In its oldest known forms, Brabant lay between the rivers Scheldt, Rupel, Dyle, Lasne and Haine.[1]
This means the territory included not only Brussels but also much of what is now modern Hainaut and Eastern Flanders, including Aalst. Louvain and Wavre, which later came to be seen as part of Brabant, were originally just outside the pagus of Brabant – both in the pagus of Hasbania.
The modern Dutch province of North Brabant was not originally part of Brabant but acquired the name because it was later integrated politically.
In the modern Belgian province of Antwerp, Klein-Brabant is geographically in the original pagus of Brabant.
Etymology
In its earliest forms such as those collected by Nonn, the first part of the name was written with variants such as brac-, brag-, brach-, braim, and brei. According to Deru, this element could derive from Proto-Germanic *brakti implying fallow land, or *braki implying marshy land (related to modern Dutch broek). These are both believed to be derived from *brekaną a reconstructed Proto-Germanic word meaning 'to break'.[2]

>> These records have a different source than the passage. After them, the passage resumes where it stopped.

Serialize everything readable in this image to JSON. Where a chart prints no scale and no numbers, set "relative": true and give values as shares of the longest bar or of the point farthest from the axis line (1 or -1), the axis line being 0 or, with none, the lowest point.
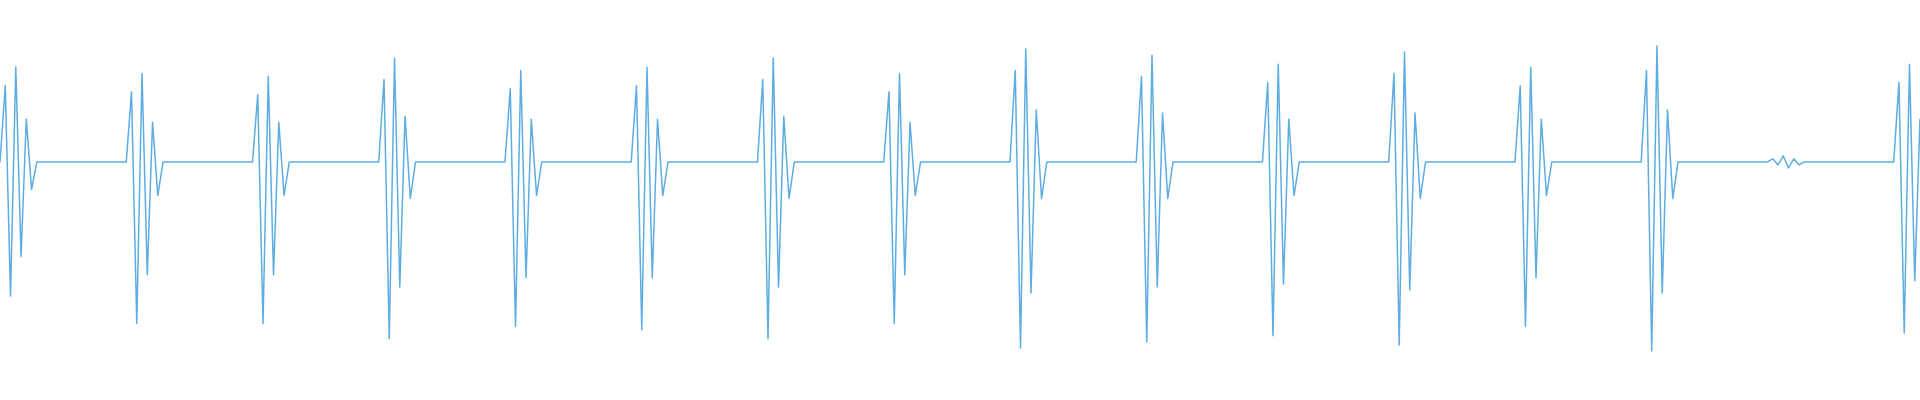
{
  "chart_data": {
    "type": "line",
    "relative": true,
    "color": "#5dade2",
    "categories": [
      null,
      null,
      null,
      null,
      null,
      null,
      null,
      null,
      null,
      null,
      null,
      null,
      null,
      null,
      null,
      null,
      null,
      null,
      null,
      null,
      null,
      null,
      null,
      null,
      null,
      null,
      null,
      null,
      null,
      null,
      null,
      null,
      null,
      null,
      null,
      null,
      null,
      null,
      null,
      null,
      null,
      null,
      null,
      null,
      null,
      null,
      null,
      null,
      null,
      null,
      null,
      null,
      null,
      null,
      null,
      null,
      null,
      null,
      null,
      null,
      null,
      null,
      null,
      null,
      null,
      null,
      null,
      null,
      null,
      null,
      null,
      null,
      null,
      null,
      null,
      null,
      null,
      null,
      null,
      null,
      null,
      null,
      null,
      null,
      null,
      null,
      null,
      null,
      null,
      null,
      null,
      null,
      null,
      null,
      null,
      null,
      null,
      null,
      null,
      null,
      null,
      null,
      null,
      null,
      null,
      null,
      null,
      null,
      null,
      null,
      null,
      null,
      null,
      null,
      null,
      null,
      null,
      null,
      null,
      null,
      null,
      null,
      null,
      null,
      null,
      null,
      null,
      null,
      null,
      null,
      null,
      null,
      null,
      null,
      null,
      null,
      null,
      null,
      null,
      null,
      null,
      null,
      null,
      null,
      null,
      null,
      null,
      null,
      null,
      null,
      null,
      null,
      null,
      null,
      null,
      null,
      null,
      null,
      null,
      null,
      null,
      null,
      null,
      null,
      null,
      null,
      null,
      null,
      null,
      null,
      null,
      null,
      null,
      null,
      null,
      null,
      null,
      null,
      null,
      null,
      null,
      null,
      null,
      null,
      null,
      null,
      null,
      null,
      null,
      null,
      null,
      null,
      null,
      null,
      null,
      null,
      null,
      null,
      null,
      null,
      null,
      null,
      null,
      null,
      null,
      null,
      null,
      null,
      null,
      null,
      null,
      null,
      null,
      null,
      null,
      null,
      null,
      null,
      null,
      null,
      null,
      null,
      null,
      null,
      null,
      null,
      null,
      null,
      null,
      null,
      null,
      null,
      null,
      null,
      null,
      null,
      null,
      null,
      null,
      null,
      null,
      null,
      null,
      null,
      null,
      null,
      null,
      null,
      null,
      null,
      null,
      null,
      null,
      null,
      null,
      null,
      null,
      null,
      null,
      null,
      null,
      null,
      null,
      null,
      null,
      null,
      null,
      null,
      null,
      null,
      null,
      null,
      null,
      null,
      null,
      null,
      null,
      null,
      null,
      null,
      null,
      null,
      null,
      null,
      null,
      null,
      null,
      null,
      null,
      null,
      null,
      null,
      null,
      null,
      null,
      null,
      null,
      null,
      null,
      null,
      null,
      null,
      null,
      null,
      null,
      null,
      null,
      null,
      null,
      null,
      null,
      null,
      null,
      null,
      null,
      null,
      null,
      null,
      null,
      null,
      null,
      null,
      null,
      null,
      null,
      null,
      null,
      null,
      null,
      null,
      null,
      null,
      null,
      null,
      null,
      null,
      null,
      null,
      null,
      null,
      null,
      null,
      null,
      null,
      null,
      null,
      null,
      null,
      null,
      null,
      null,
      null,
      null,
      null,
      null,
      null,
      null,
      null,
      null,
      null,
      null,
      null,
      null,
      null,
      null,
      null
    ],
    "values": [
      0.62,
      0.87,
      0.18,
      0.93,
      0.31,
      0.76,
      0.53,
      0.62,
      0.62,
      0.62,
      0.62,
      0.62,
      0.62,
      0.62,
      0.62,
      0.62,
      0.62,
      0.62,
      0.62,
      0.62,
      0.62,
      0.62,
      0.62,
      0.62,
      0.62,
      0.85,
      0.09,
      0.91,
      0.25,
      0.75,
      0.51,
      0.62,
      0.62,
      0.62,
      0.62,
      0.62,
      0.62,
      0.62,
      0.62,
      0.62,
      0.62,
      0.62,
      0.62,
      0.62,
      0.62,
      0.62,
      0.62,
      0.62,
      0.62,
      0.84,
      0.09,
      0.9,
      0.25,
      0.75,
      0.51,
      0.62,
      0.62,
      0.62,
      0.62,
      0.62,
      0.62,
      0.62,
      0.62,
      0.62,
      0.62,
      0.62,
      0.62,
      0.62,
      0.62,
      0.62,
      0.62,
      0.62,
      0.62,
      0.89,
      0.04,
      0.96,
      0.21,
      0.77,
      0.5,
      0.62,
      0.62,
      0.62,
      0.62,
      0.62,
      0.62,
      0.62,
      0.62,
      0.62,
      0.62,
      0.62,
      0.62,
      0.62,
      0.62,
      0.62,
      0.62,
      0.62,
      0.62,
      0.86,
      0.08,
      0.92,
      0.24,
      0.76,
      0.51,
      0.62,
      0.62,
      0.62,
      0.62,
      0.62,
      0.62,
      0.62,
      0.62,
      0.62,
      0.62,
      0.62,
      0.62,
      0.62,
      0.62,
      0.62,
      0.62,
      0.62,
      0.62,
      0.87,
      0.07,
      0.93,
      0.24,
      0.76,
      0.51,
      0.62,
      0.62,
      0.62,
      0.62,
      0.62,
      0.62,
      0.62,
      0.62,
      0.62,
      0.62,
      0.62,
      0.62,
      0.62,
      0.62,
      0.62,
      0.62,
      0.62,
      0.62,
      0.89,
      0.04,
      0.96,
      0.21,
      0.77,
      0.5,
      0.62,
      0.62,
      0.62,
      0.62,
      0.62,
      0.62,
      0.62,
      0.62,
      0.62,
      0.62,
      0.62,
      0.62,
      0.62,
      0.62,
      0.62,
      0.62,
      0.62,
      0.62,
      0.85,
      0.09,
      0.91,
      0.25,
      0.75,
      0.51,
      0.62,
      0.62,
      0.62,
      0.62,
      0.62,
      0.62,
      0.62,
      0.62,
      0.62,
      0.62,
      0.62,
      0.62,
      0.62,
      0.62,
      0.62,
      0.62,
      0.62,
      0.62,
      0.92,
      0.01,
      0.99,
      0.19,
      0.79,
      0.5,
      0.62,
      0.62,
      0.62,
      0.62,
      0.62,
      0.62,
      0.62,
      0.62,
      0.62,
      0.62,
      0.62,
      0.62,
      0.62,
      0.62,
      0.62,
      0.62,
      0.62,
      0.62,
      0.9,
      0.03,
      0.97,
      0.21,
      0.78,
      0.5,
      0.62,
      0.62,
      0.62,
      0.62,
      0.62,
      0.62,
      0.62,
      0.62,
      0.62,
      0.62,
      0.62,
      0.62,
      0.62,
      0.62,
      0.62,
      0.62,
      0.62,
      0.62,
      0.88,
      0.05,
      0.94,
      0.22,
      0.76,
      0.51,
      0.62,
      0.62,
      0.62,
      0.62,
      0.62,
      0.62,
      0.62,
      0.62,
      0.62,
      0.62,
      0.62,
      0.62,
      0.62,
      0.62,
      0.62,
      0.62,
      0.62,
      0.62,
      0.91,
      0.02,
      0.98,
      0.2,
      0.78,
      0.5,
      0.62,
      0.62,
      0.62,
      0.62,
      0.62,
      0.62,
      0.62,
      0.62,
      0.62,
      0.62,
      0.62,
      0.62,
      0.62,
      0.62,
      0.62,
      0.62,
      0.62,
      0.62,
      0.87,
      0.08,
      0.93,
      0.24,
      0.76,
      0.51,
      0.62,
      0.62,
      0.62,
      0.62,
      0.62,
      0.62,
      0.62,
      0.62,
      0.62,
      0.62,
      0.62,
      0.62,
      0.62,
      0.62,
      0.62,
      0.62,
      0.62,
      0.62,
      0.92,
      0,
      1,
      0.19,
      0.79,
      0.5,
      0.62,
      0.62,
      0.62,
      0.62,
      0.62,
      0.62,
      0.62,
      0.62,
      0.62,
      0.62,
      0.62,
      0.62,
      0.62,
      0.62,
      0.62,
      0.62,
      0.62,
      0.62,
      0.63,
      0.61,
      0.64,
      0.6,
      0.63,
      0.61,
      0.62,
      0.62,
      0.62,
      0.62,
      0.62,
      0.62,
      0.62,
      0.62,
      0.62,
      0.62,
      0.62,
      0.62,
      0.62,
      0.62,
      0.62,
      0.62,
      0.62,
      0.62,
      0.88,
      0.06,
      0.94,
      0.23,
      0.76
    ]
  }
}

The second element of the name -bant is found in several other Frankish pagus names in this region, such as nearby Oosterbant, and Swifterbant and Teisterbant, to the north, and is believed to be connected to the medieval concept of a "ban", relating to areas of duty and authority.[citation needed]
Pre-history
As demonstrated by Deru, the pagus of Brabant between the Scheldt, Haine, Lasne and Rupel rivers, corresponds closely with the northern extension of the Nervii, a Belgic tribe, both in terms of archaeological evidence such as Nervian coin finds, and also because it lay within the Roman-era civitas of the Nervians, and its successor, the medieval bishopric of Cambrai - both of which had their main centres in the south, in the areas of Hainaut and Cambrai.